A solution: It is very tempting to compute the eigenvalues of \(M\), especially considering that it is a 3-by-3 matrix. However, this can prove to be very computationally intensive, and in fact gives us a lot more information that what we want. Consider the blocks \(A = [z]\), \(B = [y, y]\), \(C = [y, y]^{\top}\), and \(D = x \cdot \rmI_{2}\). Then, \(M/D = A - BD^{-1}C = [z - \frac{y^{2}}{x}]\). Using the formula above, \[\trace M = \left(z - \frac{y^{2}}{x}\right)^{-1} + \frac{2}{x} + 2\left(\frac{y^{2}}{x^{2}}\right) \cdot \left(z - \frac{y^{2}}{x}\right)^{-1}~.\]

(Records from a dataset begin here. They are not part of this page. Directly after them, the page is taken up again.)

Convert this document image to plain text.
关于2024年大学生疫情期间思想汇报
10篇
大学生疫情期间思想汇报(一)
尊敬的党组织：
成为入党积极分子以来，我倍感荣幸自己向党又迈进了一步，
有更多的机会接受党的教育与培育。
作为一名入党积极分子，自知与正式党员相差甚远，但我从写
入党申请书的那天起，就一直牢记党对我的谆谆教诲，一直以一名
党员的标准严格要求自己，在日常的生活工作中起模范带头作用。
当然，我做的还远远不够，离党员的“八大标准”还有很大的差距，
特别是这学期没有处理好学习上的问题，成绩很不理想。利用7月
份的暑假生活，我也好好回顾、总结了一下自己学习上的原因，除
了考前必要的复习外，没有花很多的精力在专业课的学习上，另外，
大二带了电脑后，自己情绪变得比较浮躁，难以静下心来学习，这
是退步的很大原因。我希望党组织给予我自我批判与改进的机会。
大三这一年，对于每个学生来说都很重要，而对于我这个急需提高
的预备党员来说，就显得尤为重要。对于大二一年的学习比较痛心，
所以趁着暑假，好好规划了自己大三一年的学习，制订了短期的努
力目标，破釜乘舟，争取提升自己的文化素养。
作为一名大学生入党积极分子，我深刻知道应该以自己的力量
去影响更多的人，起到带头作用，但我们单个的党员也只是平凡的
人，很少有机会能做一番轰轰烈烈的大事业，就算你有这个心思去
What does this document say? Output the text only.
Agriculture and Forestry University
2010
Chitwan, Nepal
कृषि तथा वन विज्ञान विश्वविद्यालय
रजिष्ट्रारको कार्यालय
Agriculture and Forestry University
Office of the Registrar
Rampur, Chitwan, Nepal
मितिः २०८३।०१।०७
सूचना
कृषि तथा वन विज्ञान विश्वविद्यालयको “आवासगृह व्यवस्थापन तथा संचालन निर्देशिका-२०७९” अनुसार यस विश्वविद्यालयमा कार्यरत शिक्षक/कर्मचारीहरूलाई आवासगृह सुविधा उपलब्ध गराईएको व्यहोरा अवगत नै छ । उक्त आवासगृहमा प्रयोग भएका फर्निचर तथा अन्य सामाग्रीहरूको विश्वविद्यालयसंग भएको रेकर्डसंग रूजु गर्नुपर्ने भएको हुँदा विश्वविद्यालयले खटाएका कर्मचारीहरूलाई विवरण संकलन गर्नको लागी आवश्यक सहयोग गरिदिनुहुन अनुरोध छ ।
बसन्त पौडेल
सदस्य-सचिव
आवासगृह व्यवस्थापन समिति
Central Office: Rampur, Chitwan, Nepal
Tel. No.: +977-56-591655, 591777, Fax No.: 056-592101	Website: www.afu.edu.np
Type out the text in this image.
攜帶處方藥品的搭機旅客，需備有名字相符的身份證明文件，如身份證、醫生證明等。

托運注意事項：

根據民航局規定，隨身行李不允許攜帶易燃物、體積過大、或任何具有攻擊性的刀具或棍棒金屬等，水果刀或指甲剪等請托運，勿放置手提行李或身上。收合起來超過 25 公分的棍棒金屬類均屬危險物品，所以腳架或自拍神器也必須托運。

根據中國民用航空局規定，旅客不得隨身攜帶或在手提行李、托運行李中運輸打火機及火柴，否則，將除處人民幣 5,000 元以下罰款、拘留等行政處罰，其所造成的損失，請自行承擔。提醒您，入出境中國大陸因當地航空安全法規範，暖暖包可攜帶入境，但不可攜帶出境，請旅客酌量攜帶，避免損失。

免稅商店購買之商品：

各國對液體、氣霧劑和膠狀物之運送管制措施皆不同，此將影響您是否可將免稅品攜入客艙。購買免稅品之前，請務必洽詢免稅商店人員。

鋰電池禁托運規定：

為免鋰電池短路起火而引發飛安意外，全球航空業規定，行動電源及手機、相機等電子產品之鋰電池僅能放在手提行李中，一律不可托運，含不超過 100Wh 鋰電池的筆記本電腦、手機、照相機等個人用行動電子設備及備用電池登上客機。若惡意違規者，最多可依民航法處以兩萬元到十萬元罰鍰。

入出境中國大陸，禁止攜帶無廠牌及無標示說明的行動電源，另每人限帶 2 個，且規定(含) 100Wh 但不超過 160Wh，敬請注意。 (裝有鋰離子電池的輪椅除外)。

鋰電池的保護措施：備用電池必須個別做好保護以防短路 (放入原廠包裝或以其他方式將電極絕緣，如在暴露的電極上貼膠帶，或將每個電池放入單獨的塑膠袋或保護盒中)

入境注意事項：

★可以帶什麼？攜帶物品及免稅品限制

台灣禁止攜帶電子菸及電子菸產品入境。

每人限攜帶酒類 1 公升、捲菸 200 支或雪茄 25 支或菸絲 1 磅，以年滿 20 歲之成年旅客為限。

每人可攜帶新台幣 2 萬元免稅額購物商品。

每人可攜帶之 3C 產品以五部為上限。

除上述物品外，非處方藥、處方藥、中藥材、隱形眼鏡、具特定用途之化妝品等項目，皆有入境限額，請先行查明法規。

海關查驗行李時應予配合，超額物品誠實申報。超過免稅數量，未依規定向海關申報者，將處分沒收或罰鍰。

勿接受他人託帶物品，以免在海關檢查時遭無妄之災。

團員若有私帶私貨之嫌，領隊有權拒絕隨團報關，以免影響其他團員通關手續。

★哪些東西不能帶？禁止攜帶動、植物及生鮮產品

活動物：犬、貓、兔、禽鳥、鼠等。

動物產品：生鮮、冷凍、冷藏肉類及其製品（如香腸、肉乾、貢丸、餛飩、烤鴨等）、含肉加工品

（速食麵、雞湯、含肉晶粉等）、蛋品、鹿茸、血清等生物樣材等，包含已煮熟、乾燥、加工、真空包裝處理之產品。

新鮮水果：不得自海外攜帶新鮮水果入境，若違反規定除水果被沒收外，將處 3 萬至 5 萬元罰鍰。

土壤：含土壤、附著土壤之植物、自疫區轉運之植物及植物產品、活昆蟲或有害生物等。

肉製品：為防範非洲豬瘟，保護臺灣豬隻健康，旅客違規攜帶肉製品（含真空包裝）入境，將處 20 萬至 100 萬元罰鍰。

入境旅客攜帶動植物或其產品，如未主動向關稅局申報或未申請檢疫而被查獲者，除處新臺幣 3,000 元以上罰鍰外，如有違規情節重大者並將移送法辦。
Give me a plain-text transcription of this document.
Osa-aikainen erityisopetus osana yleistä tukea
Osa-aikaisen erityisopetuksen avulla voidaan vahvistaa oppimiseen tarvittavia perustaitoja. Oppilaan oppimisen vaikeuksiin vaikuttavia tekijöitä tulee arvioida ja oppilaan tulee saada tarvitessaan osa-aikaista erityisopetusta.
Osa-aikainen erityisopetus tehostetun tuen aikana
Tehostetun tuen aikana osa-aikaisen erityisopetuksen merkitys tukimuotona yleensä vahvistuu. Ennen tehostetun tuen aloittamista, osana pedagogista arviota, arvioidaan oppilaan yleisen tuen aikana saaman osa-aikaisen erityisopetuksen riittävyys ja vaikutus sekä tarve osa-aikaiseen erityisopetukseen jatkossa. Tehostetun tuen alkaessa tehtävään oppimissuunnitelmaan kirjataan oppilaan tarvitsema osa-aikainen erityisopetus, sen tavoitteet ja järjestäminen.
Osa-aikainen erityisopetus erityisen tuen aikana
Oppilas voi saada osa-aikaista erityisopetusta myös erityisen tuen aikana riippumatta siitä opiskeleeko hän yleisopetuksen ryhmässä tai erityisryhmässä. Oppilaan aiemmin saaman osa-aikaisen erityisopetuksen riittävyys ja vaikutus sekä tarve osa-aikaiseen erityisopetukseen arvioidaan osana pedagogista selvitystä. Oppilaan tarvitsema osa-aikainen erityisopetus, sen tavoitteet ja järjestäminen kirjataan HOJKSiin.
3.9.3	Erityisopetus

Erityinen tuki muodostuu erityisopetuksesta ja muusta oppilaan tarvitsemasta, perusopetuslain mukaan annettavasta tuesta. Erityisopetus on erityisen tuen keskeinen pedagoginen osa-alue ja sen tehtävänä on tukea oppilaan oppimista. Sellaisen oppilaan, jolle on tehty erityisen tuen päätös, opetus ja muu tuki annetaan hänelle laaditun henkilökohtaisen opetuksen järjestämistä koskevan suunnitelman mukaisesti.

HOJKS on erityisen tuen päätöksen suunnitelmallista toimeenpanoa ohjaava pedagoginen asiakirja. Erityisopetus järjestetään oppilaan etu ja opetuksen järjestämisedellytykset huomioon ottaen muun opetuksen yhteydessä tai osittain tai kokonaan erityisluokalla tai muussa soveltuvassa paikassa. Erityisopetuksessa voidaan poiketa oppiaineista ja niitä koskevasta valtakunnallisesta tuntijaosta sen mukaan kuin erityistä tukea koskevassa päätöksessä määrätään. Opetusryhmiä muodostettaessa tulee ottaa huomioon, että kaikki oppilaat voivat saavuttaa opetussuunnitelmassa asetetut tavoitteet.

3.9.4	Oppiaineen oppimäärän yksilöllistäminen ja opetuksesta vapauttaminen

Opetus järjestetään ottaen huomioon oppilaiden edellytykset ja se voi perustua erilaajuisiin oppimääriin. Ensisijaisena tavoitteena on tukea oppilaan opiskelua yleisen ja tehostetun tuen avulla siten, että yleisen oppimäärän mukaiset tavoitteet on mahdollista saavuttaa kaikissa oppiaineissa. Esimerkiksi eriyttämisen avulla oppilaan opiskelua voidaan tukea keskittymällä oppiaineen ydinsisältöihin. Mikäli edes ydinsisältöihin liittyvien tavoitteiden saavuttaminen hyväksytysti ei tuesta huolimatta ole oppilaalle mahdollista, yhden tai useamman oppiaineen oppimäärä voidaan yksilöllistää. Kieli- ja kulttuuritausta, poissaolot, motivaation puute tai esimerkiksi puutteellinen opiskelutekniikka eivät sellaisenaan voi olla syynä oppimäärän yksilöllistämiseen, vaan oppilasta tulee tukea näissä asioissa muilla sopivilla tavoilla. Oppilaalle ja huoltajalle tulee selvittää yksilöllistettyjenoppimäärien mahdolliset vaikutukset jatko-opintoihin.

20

Puzzle 2: Consider three random variables \(X, Y, Z\) such that the \(\mathrm{corr}(X, Y) = \rho_{XY}\) and \(\mathrm{corr}(Y, Z) = \rho_{YZ}\). What is the range of values for \(\lambda := \mathrm{corr}(X, Z)\)?
At first glance, this might appear to be a pure statistical question, but it is possible to translate this into question involving matrices. Since the correlation is invariant to scaling of the random variables, let us assume their variances to be \(1\). In this case, the covariance matrix of \(X, Y, Z\) is given by \[\Sigma = \begin{bmatrix} 1 & \rho_{XY} & \lambda \\ \rho_{XY} & 1 & \rho_{YZ} \\ \lambda & \rho_{YZ} & 1\end{bmatrix}~.\] While this might look like its not helping, we can rearrange the matrix to instead be the covariance matrix of \(Z, X, Y\) like so \[\Sigma = \begin{bmatrix} 1 & \lambda & \rho_{XY} \\ \lambda & 1 & \rho_{YZ} \\ \rho_{XY} & \rho_{YZ} & 1 \end{bmatrix}~.\] A valid range for \(\lambda\) should also ensure that the matrix \(\Sigma\) is PSD, since it is a covariance matrix. Using the Schur complement theorem, and the crucial fact that \([1]\) is PD, we have that \(\Sigma\) is PSD iff \(\Sigma / [1]\) is PSD. The Schur complement \(\Sigma / [1]\) is given by \[\begin{bmatrix} 1 & \lambda \\ \lambda & 1 \end{bmatrix} - \begin{bmatrix} \rho_{XY}^{2} & \rho_{XY}\rho_{YZ} \\ \rho_{XY}\rho_{YZ} & \rho_{YZ}^{2}\end{bmatrix} = \begin{bmatrix} 1 - \rho_{XY}^{2} & \lambda - \rho_{XY}\rho_{YZ} \\ \lambda - \rho_{XY}\rho_{YZ} & 1 - \rho_{YZ}^{2} \end{bmatrix}~.\] This is a convenient 2-by-2 matrix, whose trace is non-negative since \(1 - \rho_{XY}^{2}\) and \(1 - \rho_{YZ}^{2}\) are individually non-negative. For its eigenvalues to be non-negative, it remains to enforce the condition that the determinant is non-negative (Why? Check this note out). This condition is equivalent to \[(1 - \rho_{XY}^{2})(1 - \rho_{YZ}^{2}) - (\lambda - \rho_{XY}\rho_{YZ})^{2} \Leftrightarrow |\lambda - \rho_{XY}\rho_{YZ}| \leq \sqrt{(1 - \rho_{XY}^{2})(1 - \rho_{YZ}^{2})}~.\]